Hanan is still awaiting a long-delayed hearing for her eviction, a process that began in Queens Housing Court in September 2020. Things became even more complicated after Hosang twice applied — in October 2021 and this past February — for a COVID relief program that assures her a home during the pandemic.
Hanan says Hosang has paid no rent for her $1,725-a-month residence since April 2021 and that he can’t even lease out the apartment downstairs because the cascading water from above collapsed its ceiling. The stench of mildew from her water-soaked apartment seeps through the building.
Two long-time residents of the nine-unit building shared their own tales, with both asking for anonymity rather than risk incurring their neighbor’s wrath.

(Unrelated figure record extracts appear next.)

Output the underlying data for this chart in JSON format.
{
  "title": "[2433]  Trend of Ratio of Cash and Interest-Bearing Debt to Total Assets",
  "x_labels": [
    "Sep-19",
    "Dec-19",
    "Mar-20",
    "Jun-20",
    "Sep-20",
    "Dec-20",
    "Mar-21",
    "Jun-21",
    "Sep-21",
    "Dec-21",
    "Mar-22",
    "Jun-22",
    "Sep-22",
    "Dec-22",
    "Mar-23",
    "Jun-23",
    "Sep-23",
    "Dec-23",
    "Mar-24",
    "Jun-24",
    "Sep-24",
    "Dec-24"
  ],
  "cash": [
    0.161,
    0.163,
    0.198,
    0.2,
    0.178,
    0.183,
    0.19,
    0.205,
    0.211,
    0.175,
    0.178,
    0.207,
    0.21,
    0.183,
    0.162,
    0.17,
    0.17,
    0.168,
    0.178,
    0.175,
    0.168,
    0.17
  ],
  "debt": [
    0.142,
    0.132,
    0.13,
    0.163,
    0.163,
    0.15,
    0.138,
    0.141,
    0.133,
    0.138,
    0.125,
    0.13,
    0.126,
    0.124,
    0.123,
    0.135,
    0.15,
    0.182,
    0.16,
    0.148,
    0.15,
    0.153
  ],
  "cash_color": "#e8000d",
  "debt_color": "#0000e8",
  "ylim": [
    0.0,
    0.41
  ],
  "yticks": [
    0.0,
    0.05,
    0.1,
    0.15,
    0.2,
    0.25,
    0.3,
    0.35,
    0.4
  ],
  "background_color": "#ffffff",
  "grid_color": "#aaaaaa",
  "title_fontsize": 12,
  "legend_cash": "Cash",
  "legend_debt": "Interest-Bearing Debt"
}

One of the pair, referring to Hosang only as “the squatter,” recited a list of unnerving incidents — including one where she chased his wife with a shovel.
“It got to the point where she was following me to my job site, where I was working,” the man recounted. “I run out of things to say, she’s done so much since she’s been there. She’s caused so many fights in the building.”
A second neighbor recounted the night when the 64-year-old woman decided to make dinner and lit a barbecue grill inside her apartment, sending smoke billowing down the hallway.
The first tenant confirmed the repeated visits by police and firefighters, all to no avail. Efforts to obtain a record of calls to the building were unsuccessful.
“I believe everybody should have a roof over their head,” said the second neighbor. “But damn. The moment you say something to her, she gets really nasty.”
When The News visited the building, a reporter knocked repeatedly on the woman’s door with no response. A message left at the apartment with a phone number was never returned, and attempts to find any contact information for Hosang were unsuccessful.
Hanan recalled better days, before the man who moved in with Hosang back in February 2020 bailed out and left her behind.
“The second I talk to her, she just starts screaming,” he said. “I didn’t know it was going to be this rough. I went out for dinner with a friend for my birthday and I got a few calls from my tenants: ‘The water is pouring down like Niagara Falls.’
“I can’t (even) have dinner on my birthday.”